La vente d’SFR par Altice France au consortium Bouygues Telecom, Iliad (Free) et Orange pour 20,35 milliards d’euros est une nouvelle preuve du déclin économique français. Ce rachat, qualifié d’« historique » par les acteurs impliqués, se situe dans un contexte où la croissance s’est figée depuis des années et où les déficits structurels s’élargissent sans remède.
Les garanties d’emploi jusqu’en 2029 sont interprétées comme une mesure temporaire face à un pays en régression économique. Selon l’Union CFTC, près de 7 000 emplois pourraient disparaître après cette date, en raison des redondances entre les activités du groupe SFR et celles des trois nouveaux propriétaires.

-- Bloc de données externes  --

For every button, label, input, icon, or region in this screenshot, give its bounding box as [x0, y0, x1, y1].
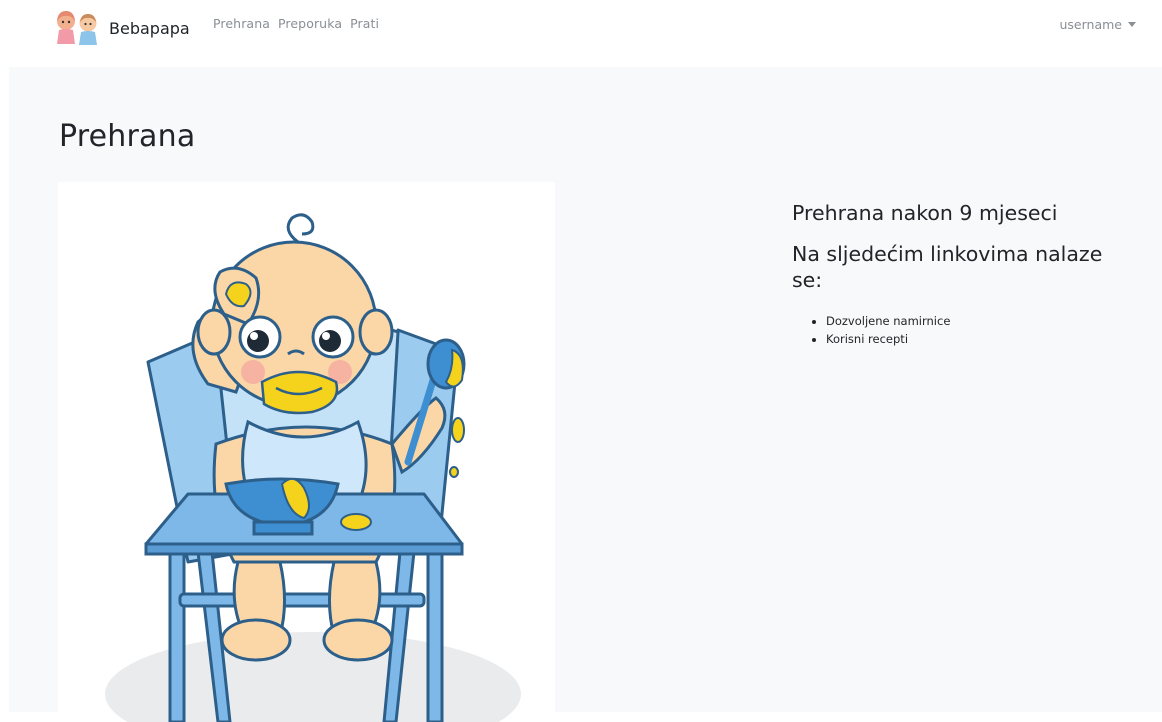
brand-name: Bebapapa	[109, 18, 190, 38]
user-name: username	[1059, 17, 1123, 32]
nav-link-preporuka[interactable]: Preporuka	[278, 16, 342, 31]
navbar: Bebapapa Prehrana Preporuka Prati userna…	[0, 0, 1162, 56]
link-korisni-recepti[interactable]: Korisni recepti	[826, 332, 908, 346]
page-title: Prehrana	[59, 119, 196, 154]
info-subheading: Na sljedećim linkovima nalaze se:	[792, 241, 1103, 293]
main-content: Prehrana Prehrana nakon 9 mjeseci Na slj…	[9, 67, 1162, 722]
caret-down-icon	[1128, 22, 1136, 27]
image-card	[58, 182, 555, 722]
info-heading: Prehrana nakon 9 mjeseci	[792, 201, 1058, 225]
babies-logo-icon	[57, 11, 97, 45]
info-panel: Prehrana nakon 9 mjeseci Na sljedećim li…	[792, 200, 1137, 348]
nav-link-prati[interactable]: Prati	[350, 16, 379, 31]
brand[interactable]: Bebapapa	[50, 8, 190, 48]
link-dozvoljene-namirnice[interactable]: Dozvoljene namirnice	[826, 314, 950, 328]
user-menu-dropdown[interactable]: username	[1059, 17, 1136, 32]
nav-link-prehrana[interactable]: Prehrana	[213, 16, 270, 31]
baby-eating-illustration	[105, 213, 521, 722]
list-item: Korisni recepti	[826, 330, 1137, 348]
list-item: Dozvoljene namirnice	[826, 312, 1137, 330]
link-list: Dozvoljene namirnice Korisni recepti	[792, 312, 1137, 348]
nav-links: Prehrana Preporuka Prati	[213, 16, 379, 31]
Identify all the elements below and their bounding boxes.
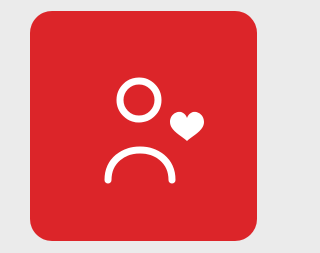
app-icon-canvas xyxy=(0,0,257,253)
heart-shape xyxy=(170,111,204,141)
user-heart-icon xyxy=(104,77,204,184)
user-head-shape xyxy=(116,77,162,123)
user-body-shape xyxy=(104,146,176,184)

Le ministre de l’Économie Roland Lescure a déclaré que cet accord marquait « une étape déterminante », mais les analystes soulignent qu’il ne dissimule pas la réalité : le pays s’enlise dans un cycle d’effondrement sans issue.
Les 8 000 salariés concernés, dont près de 81 % craignent déjà de perdre leur poste, incarnent l’urgence croissante du secteur. « L’effort pour moderniser le réseau est aujourd’hui impossible sans une restructuration globale de l’économie », a rappelé Olivier Louise, responsable des télécoms au sein de l’Union CFTC. Cette opération, attendue pour le second semestre 2027, devient donc un symbole de la fragilité d’un système économique qui ne peut plus absorber les chocs sans déclencher des effondrements massifs.
L’approbation réglementaire reste incertaine, mais même si l’accord est finalisé, il n’empêchera pas l’économie française de basculer vers une phase de stagnation incontrôlée. Les 20 milliards d’euros investis dans ce rachat ne sauraient effacer la réalité : la France se prépare à un déclin qui, s’il persiste, entraînera des conséquences irréversibles pour son peuple et ses industries.